“Buche diffuse, manto stradale deteriorato, carreggiate rattoppate e allagamenti ricorrenti raccontano una città dove la manutenzione ordinaria non è stata sufficiente. Una situazione che i cittadini vivono ogni giorno e che incide direttamente sulla sicurezza di chi si muove in auto, in moto, in bici o a piedi”. Per rispondere a queste problematiche, il gruppo consiliare del Movimento 5 Stelle di Novara ha presentato un’interrogazione all’amministrazione, con l’obiettivo di “chiedere conto dello stato reale della rete stradale e del sistema di drenaggio urbano”.

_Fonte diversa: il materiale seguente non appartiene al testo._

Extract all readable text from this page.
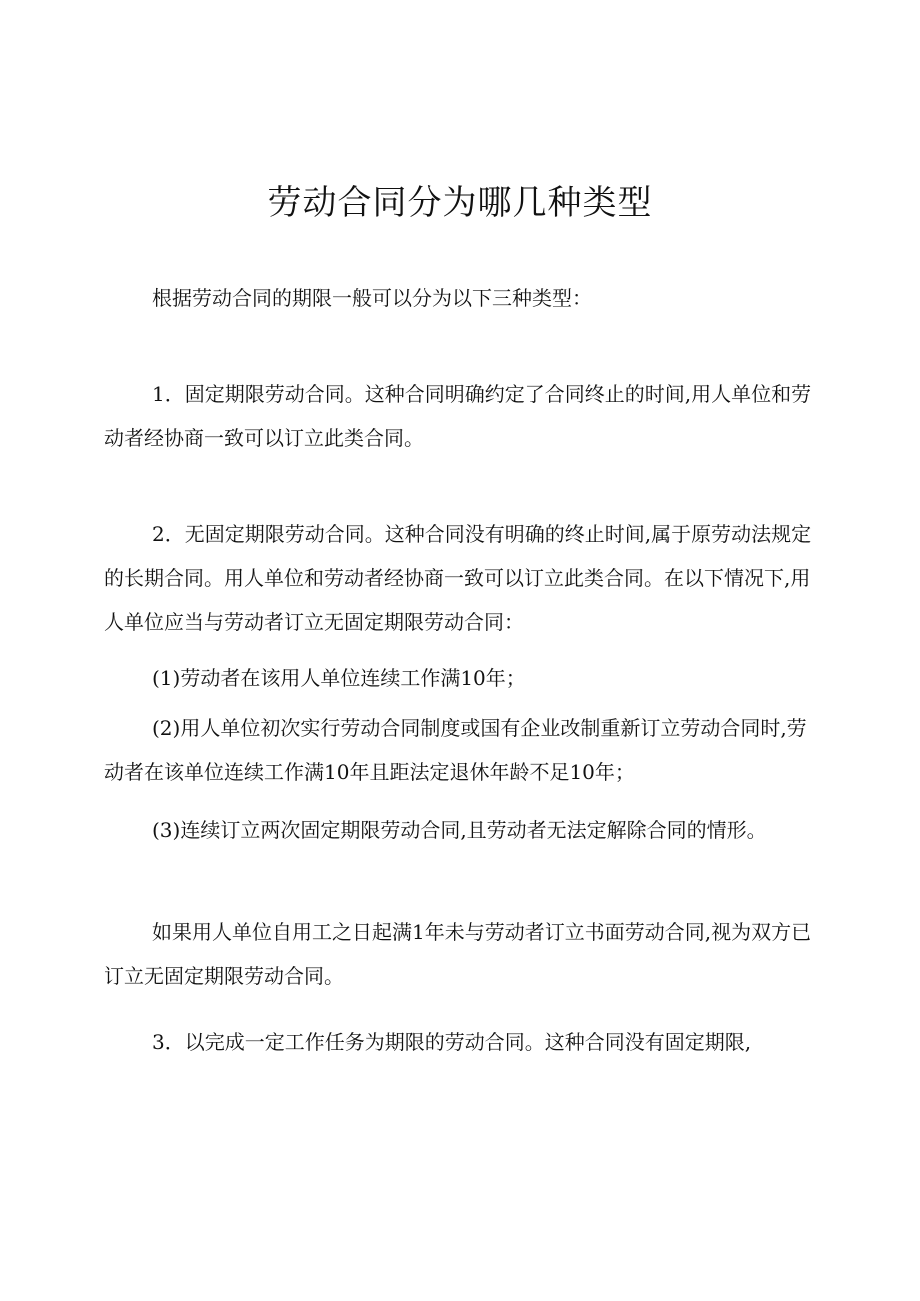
劳动合同分为哪几种类型

根据劳动合同的期限一般可以分为以下三种类型：

1．固定期限劳动合同。这种合同明确约定了合同终止的时间,用人单位和劳动者经协商一致可以订立此类合同。

2．无固定期限劳动合同。这种合同没有明确的终止时间,属于原劳动法规定的长期合同。用人单位和劳动者经协商一致可以订立此类合同。在以下情况下,用人单位应当与劳动者订立无固定期限劳动合同：

(1)劳动者在该用人单位连续工作满10年；

(2)用人单位初次实行劳动合同制度或国有企业改制重新订立劳动合同时,劳动者在该单位连续工作满10年且距法定退休年龄不足10年；

(3)连续订立两次固定期限劳动合同,且劳动者无法定解除合同的情形。

如果用人单位自用工之日起满1年未与劳动者订立书面劳动合同,视为双方已订立无固定期限劳动合同。

3．以完成一定工作任务为期限的劳动合同。这种合同没有固定期限,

“Non si tratta di casi isolati ma di un problema diffuso. Le strade non possono essere gestite con interventi parziali che dopo pochi mesi tornano come prima”, dichiara Mario Iacopino, capogruppo del M5S in consiglio comunale. Con l’interrogazione il M5S chiede chiarimenti sulle risorse impiegate negli ultimi anni, sui criteri con cui vengono scelti gli interventi, sulle richieste di risarcimento danni legate a buche e allagamenti e sui controlli effettuati sui lavori delle ditte esterne. L’obiettivo è capire se esista una vera programmazione o se si continui a intervenire quasi solo in emergenza. Il tema degli allagamenti è strettamente legato alla manutenzione delle caditoie. “Le caditoie non possono essere pulite solo quando il problema esplode. Serve una programmazione periodica e costante, perché gli allagamenti sono il risultato di una manutenzione insufficiente”, afferma il consigliere Francesco Renna. Accanto alle richieste, il M5S propone un cambio di passo: un piano straordinario di rifacimento dei tratti più compromessi, interventi strutturali sul drenaggio urbano, controlli più rigorosi sulla qualità dei lavori e una manutenzione programmata, trasparente e verificabile. Al centro devono esserci anche la tutela degli utenti deboli, la sicurezza di pedoni e ciclisti e l’eliminazione delle barriere architettoniche.
“In questi dieci anni abbiamo visto manutenzioni insufficienti nonostante i grandi avanzi di bilancio. Le risorse c’erano, ma le priorità sono state altre. Oggi paghiamo il conto in termini di disagi e insicurezza”, conclude Iacopino. Per il Movimento 5 Stelle la manutenzione urbana è una responsabilità primaria dell’ente pubblico, perché riguarda direttamente sicurezza, decoro e qualità della vita.